9. The method according to claim 8, characterized in that, The method further includes: After performing data definition language operations on the target sub-partition table in the partition table, it is determined that each index tuple corresponding to the target sub-partition table in the global index is in an invalid state, and an invalid data table is generated based on the first identifier of the partition table and the second identifier of each sub-partition table in an invalid state. When the triggering conditions for the cleanup operation are met, the invalid data table corresponding to the partition table is queried to generate a set of sub-partition identifiers to be cleaned corresponding to the partition table.

10. The method according to claim 9, characterized in that, The method further includes: The cleanup process deletes the index tuples corresponding to the sub-partition identifiers marked with the recyclable identifier.

11. A data processing device based on a global index, characterized in that, The device includes: The first acquisition module is used to acquire the sub-partition identifier in the currently traversed index tuple for the global index of the partition table; the partition table includes multiple sub-partition tables; the global index of the partition table is generated based on the index data of each of the sub-partition tables; the index data includes the index key value of the sub-partition table and the sub-partition identifier; The first query module is used to perform a data row read operation through the relation descriptor pointer to obtain the data corresponding to the index tuple if the relation descriptor pointer corresponding to the sub-partition identifier is found in the private hash table corresponding to the partition table; the private hash table includes multiple key-value pairs corresponding to each sub-partition table, and the key-value pairs include the sub-partition identifier and the relation descriptor pointer; the private hash table and the partition table are in one-to-one correspondence.

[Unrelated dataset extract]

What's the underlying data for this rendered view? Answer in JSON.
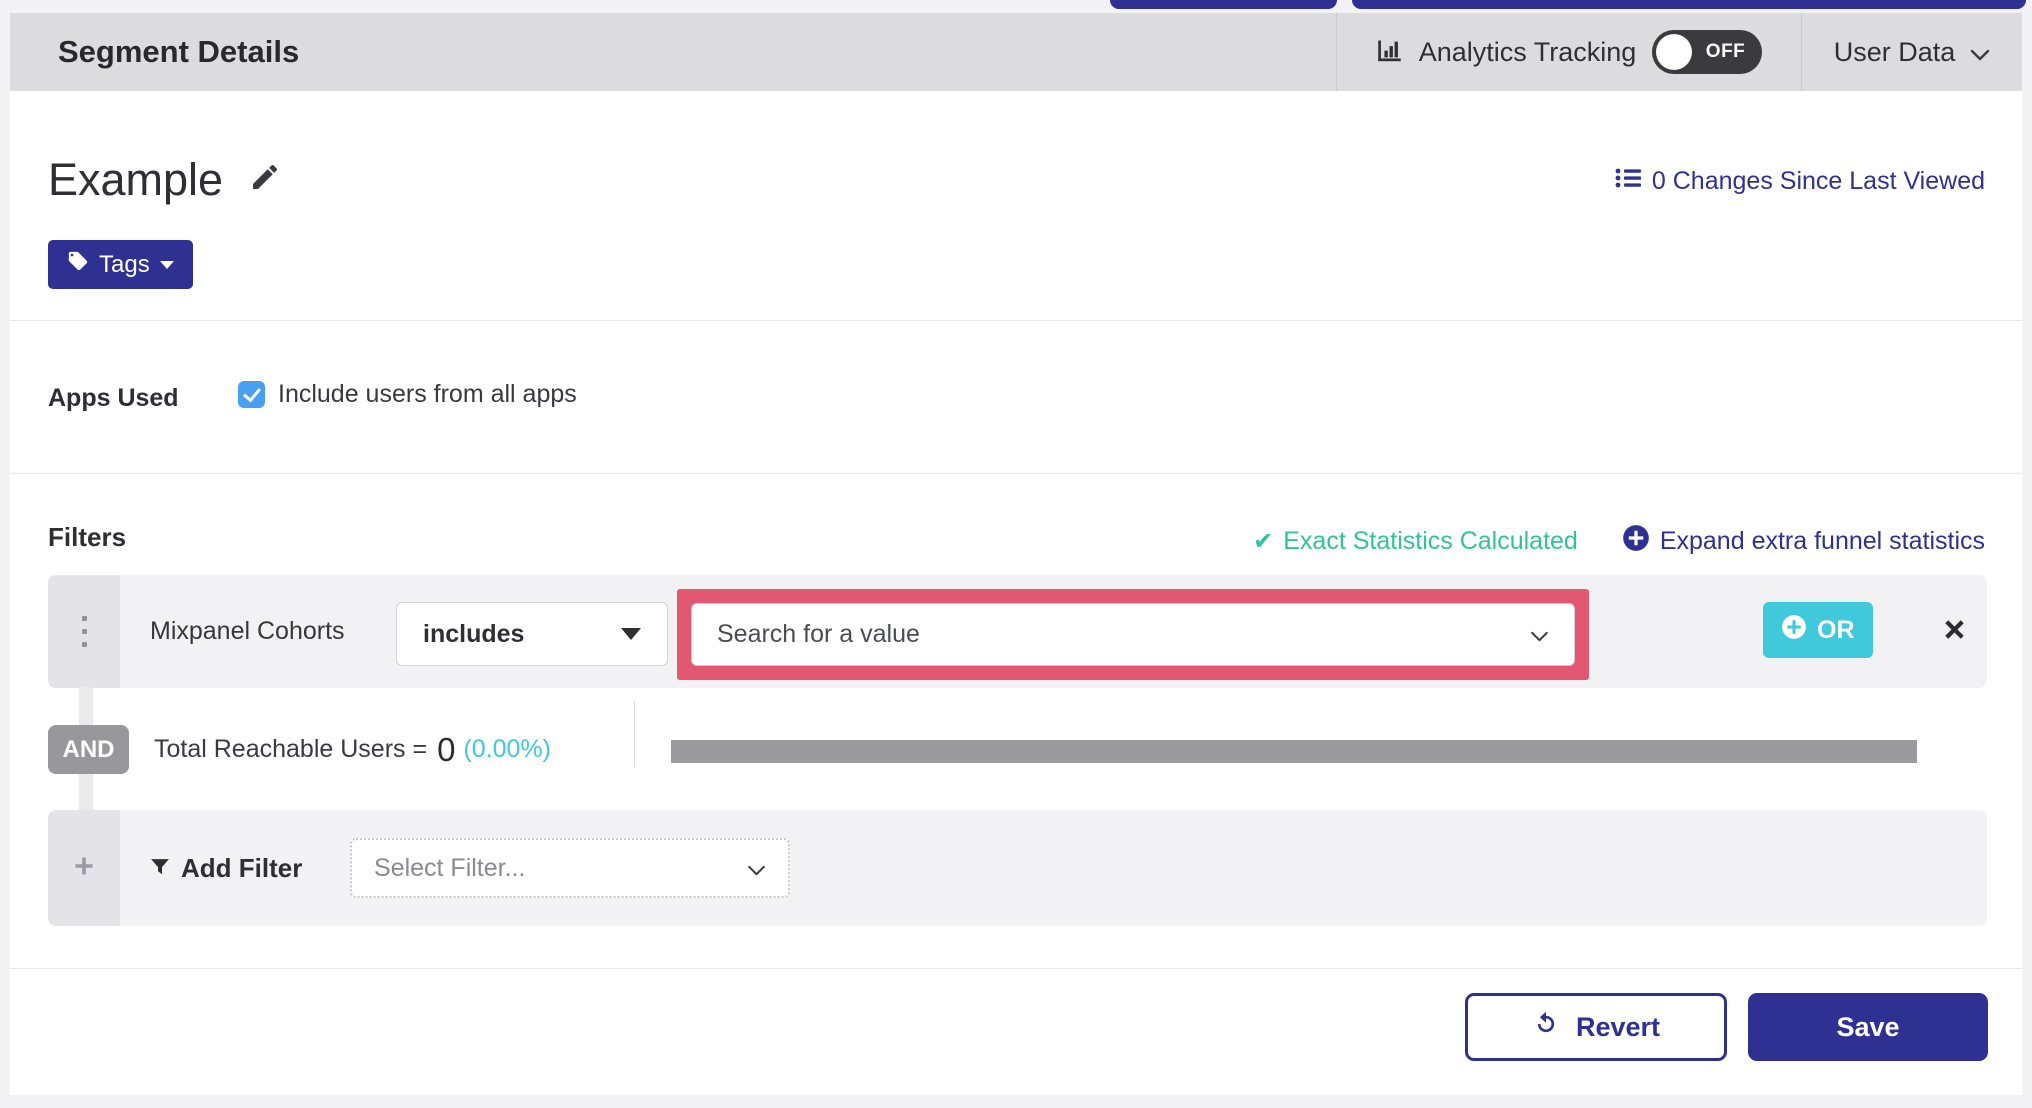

The device further includes: The first generation module is used to generate an index tuple for each data row in the sub-partition table based on the index key value, sub-partition identifier, and physical location data of each data row; and to combine the index tuples corresponding to multiple data rows in multiple sub-partition tables to generate a global index for the partition table.

12. A computer device comprising a memory and a processor, wherein the memory stores a computer program, characterized in that, When the processor executes the computer program, it implements the steps of the method according to any one of claims 1 to 10.

13. A computer-readable storage medium having a computer program stored thereon, characterized in that, When the computer program is executed by a processor, it implements the steps of the method according to any one of claims 1 to 10.

14. A computer program product, comprising a computer program, characterized in that, When the computer program is executed by a processor, it implements the steps of the method according to any one of claims 1 to 10.